My Life'S Not Where It'S Supposed To BeI'm 31 years old. I went to college and got a degree but didn't enjoy what I was doing. Plus I went through a severe period of addiction for which I am in treatment now.
I'm working at a Vets office and I love working with animals. I live with my boyfriend and his family. The thing is I just feel like my life is not progressing the way it should. This thought really invades my every move.
I know that you are not supposed to compare yourself to others, but I guess I don't know any other way. I just feel like everyone I know (including all of my sisters) are married, have successful careers are buying houses and having kids. I just feel like such a loser, it sounds so cheesy, but there's no better way to describe it.

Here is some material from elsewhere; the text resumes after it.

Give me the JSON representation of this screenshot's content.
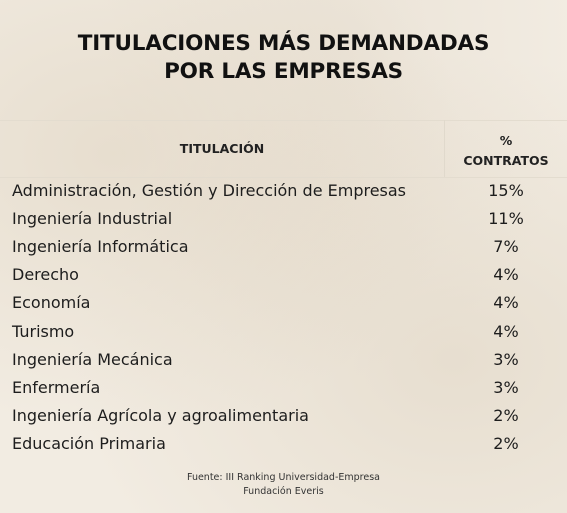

I feel like I'm going nowhere, like I'm nothing and honestly it makes me anti-social and depressed. It makes me not want to talk to people about my life and even makes me tempted to lie about certain situations in order to not feel so pathetic.
I used to be so great at school and feel very accomplished, I just kind of feel like on the bottom of the heap.
I want to stay in this career field and I'm thinking about going back to school to be a vet tech, but I'll never be able to make any real $ doing that and I just don't know if I'll ever be able to have those things that everyone else has.
I feel like my time is running out to have a 'real life' and I just don't want to end up an unsuccessful spinster living in someone's couch. I know everything is not always better on the other side, but I just can't help but think that these things are things I want and would make my life whole.